The myriapods (class Myriapoda) are those unpleasant creatures more commonly known as centipedes, millipedes, or thousand-legged worms. They have a wormlike form, with the body divided into segments, a distinct head with antennæ, jaws and several single eyes, and a varying number of air tubes, or tracheæ; two sexes exist, and eggs are laid in the ground within cases formed by the mother of pellets of mud. They vary in size from an almost invisible minuteness to a length in some tropical species of six or more inches.
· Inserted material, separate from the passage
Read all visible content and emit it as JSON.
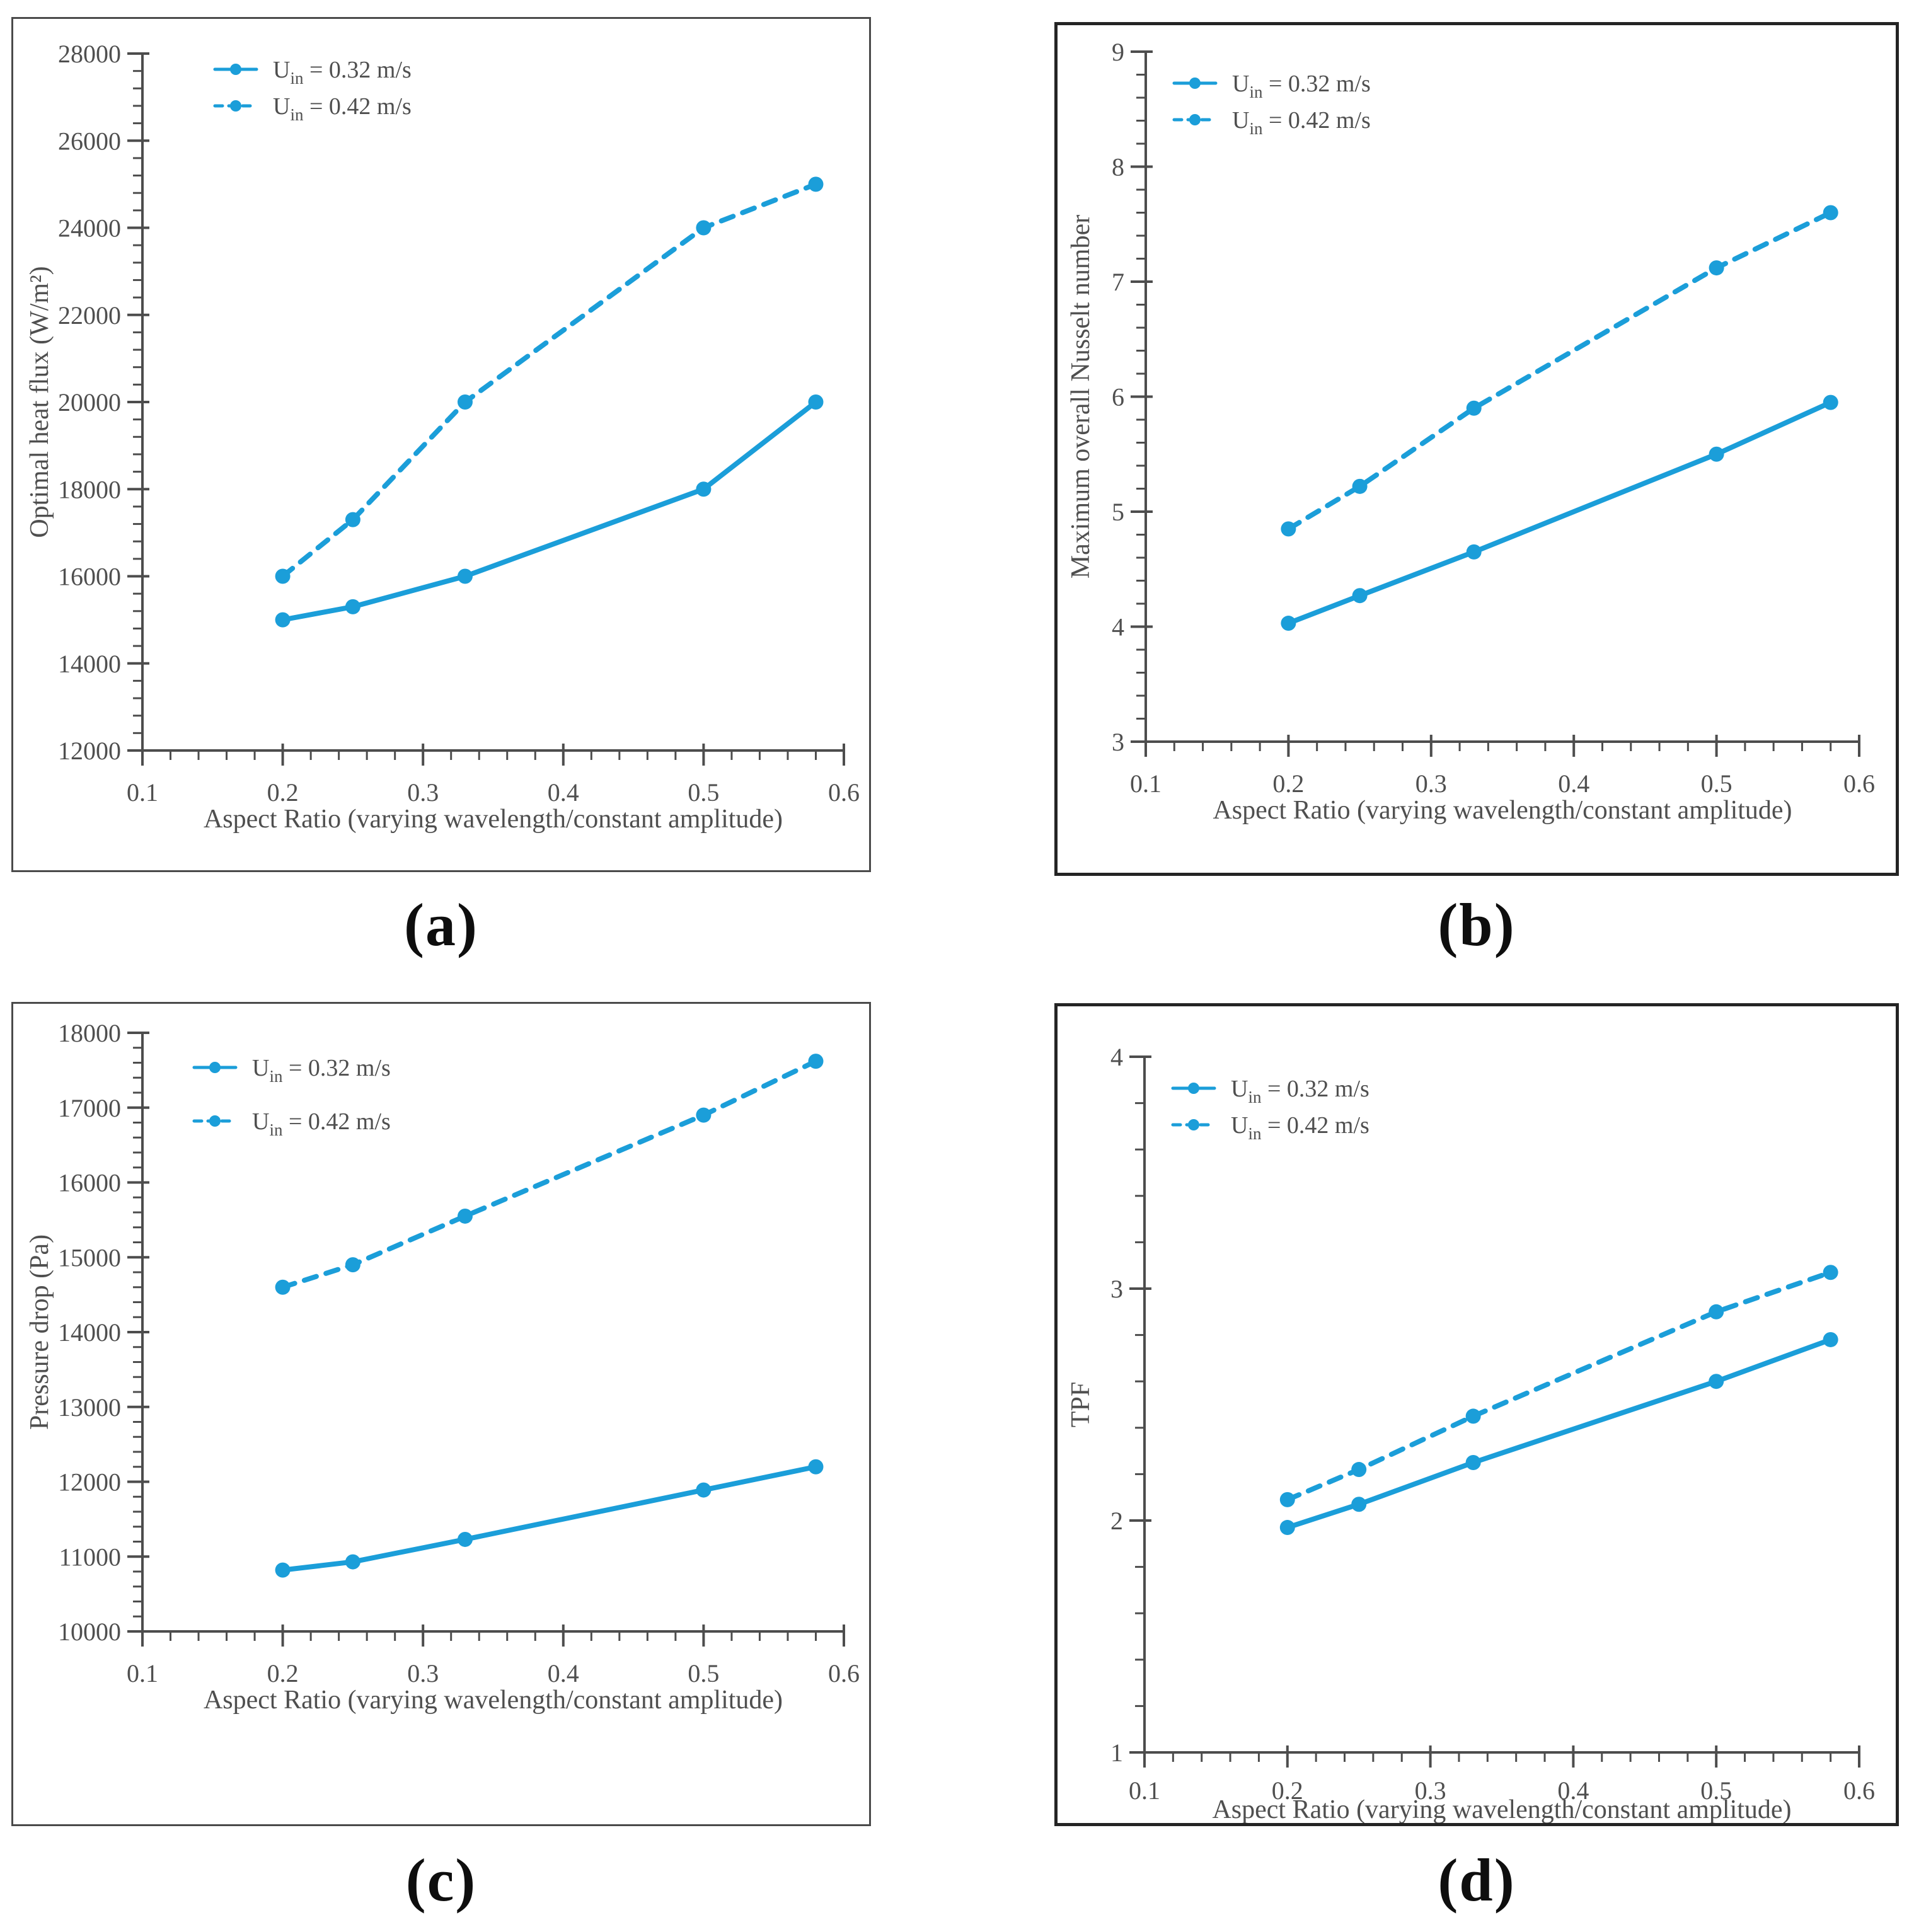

The centipedes (Chilopoda) are those flattened forms so often seen in and about rotting wood and vegetation or in moist ground, their bodies looking like a chain of plates joined together by flexible skin, each section having a single pair of legs, usually very short, but in one sort (Cermatia) each leg is longer than the body, and the hinder pair twice as long, matched by two very long feelers. Most of them are predacious, feeding on anything they can catch, and their strong jaws exude poison. The larger ones may inflict a very painful bite if incautiously handled.

(Scolopendra gigas )

Another group, the Diploda, are known as galley worms, or millipedes, and have two pairs of bristlelike legs on each segment. Here the body is as round as that of an earthworm, and is incased in ahard, chitinous shell, usually red-brown in color; and when disturbed they coil up and emit an acrid, unpleasant odor as a defense.